Menarik untuk mengulas secara khusus, perang bintang di Pilkada serentak
2018. Apakah ini menjadi penanda kembali menguatnya ketertarikan para
jenderal TNI/Polri di sejumlah jabatan sipil setelah reformasi bergulir
hampir mendekati 20 tahun?
Medan
sang jenderal
Pilkada serentak tahun
depan akan menjadi medan laga sejumlah jenderal yang saat ini masih aktif.
Ada nama Pangkostrad Letnan Jenderal Edy Rahmayadi yang telah mengumumkan
diri ingin maju menjadi ‘petarung’ sejak pertengahan Agustus 2017. Saat ini,
Edy telah resmi diusung Partai Gerindra, Partai Keadilan Sejahtera (PKS), dan
Partai Amanat Nasional (PAN) untuk Pilkada Sumatra Utara.
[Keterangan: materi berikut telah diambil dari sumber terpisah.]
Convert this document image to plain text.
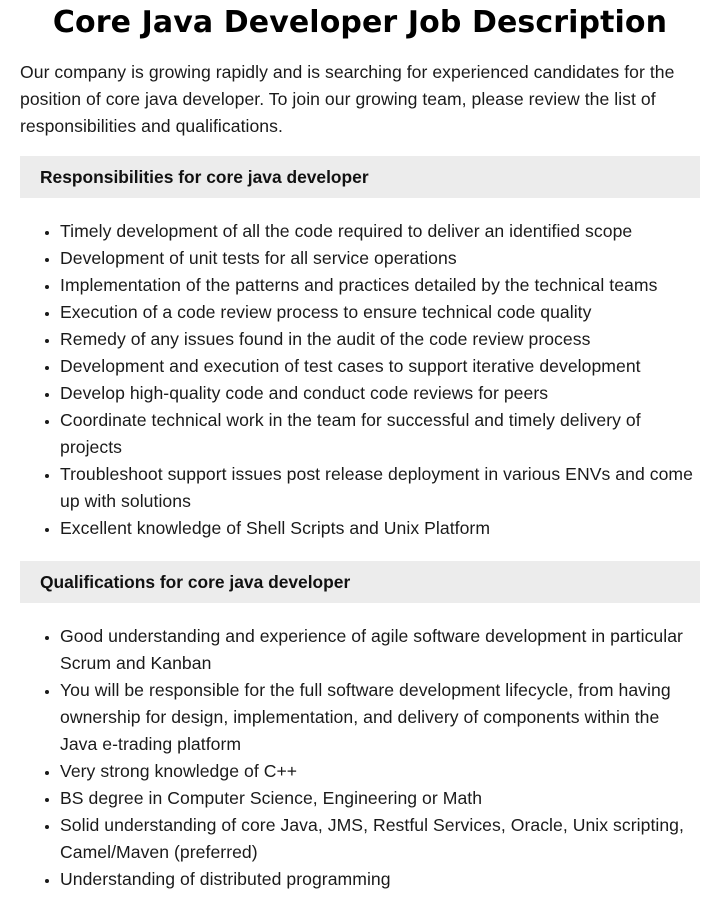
Core Java Developer Job Description

Our company is growing rapidly and is searching for experienced candidates for the position of core java developer. To join our growing team, please review the list of responsibilities and qualifications.

Responsibilities for core java developer
• Timely development of all the code required to deliver an identified scope
• Development of unit tests for all service operations
• Implementation of the patterns and practices detailed by the technical teams
• Execution of a code review process to ensure technical code quality
• Remedy of any issues found in the audit of the code review process
• Development and execution of test cases to support iterative development
• Develop high-quality code and conduct code reviews for peers
• Coordinate technical work in the team for successful and timely delivery of projects
• Troubleshoot support issues post release deployment in various ENVs and come up with solutions
• Excellent knowledge of Shell Scripts and Unix Platform
Qualifications for core java developer
• Good understanding and experience of agile software development in particular Scrum and Kanban
• You will be responsible for the full software development lifecycle, from having ownership for design, implementation, and delivery of components within the Java e-trading platform
• Very strong knowledge of C++
• BS degree in Computer Science, Engineering or Math
• Solid understanding of core Java, JMS, Restful Services, Oracle, Unix scripting, Camel/Maven (preferred)
• Understanding of distributed programming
Para bintang di Polri juga
banyak yang ‘turun gunung’ mencoba peruntungan, di antaranya ada Kapolda
Kalimantan Timur Inspektur Jenderal Safaruddin, Wakil Kepala Lembaga
Pendidikan dan Pelatihan (Wakalemdiklat) Polri Inspektur Jenderal Anton
Charliyan, dan Komandan Brigade Mobil (Dankor Brimob) Polri Inspektur
Jenderal Murad Ismail. Inspektur Jenderal Paulus Waterpauw, Kapolda Sumatra
Utara, disebut juga akan maju dalam pemilihan gubernur di tanah kelahirannya,
Papua. Selain yang masih aktif, terdapat juga bintang purnawirawan, yakni
Mayor Jenderal (Purn) Sudrajat yang telah resmi diusung Gerindra dan PKS
sebagai bakal calon Gubernur Jawa Barat.
Ada yang sudah resmi
mendapatkan kendaraan politik, ada juga yang masih menunggu usungan resmi di
penghujung kesempatan sebelum masa pendaftaran. Murad sudah resmi diusung
oleh PDIP yang dipasangkan dengan kader PDIP yang juga Bupati Maluku Barat
Daya Barnabas Orno. Edy Rahmayadi sudah dipastikan masuk gelanggang
berpasangan dengan pengusaha Musa Rajeckshah. Sudrajat juga hampir pasti
berpasangan dengan politikus PKS Ahmad Syaikhu dalam ‘pacuan kuda’ berebut
kursi Jabar-1.
Yang jelas, perang bintang
ini harus diberi catatan khusus sekaligus peringatan dini (early warning)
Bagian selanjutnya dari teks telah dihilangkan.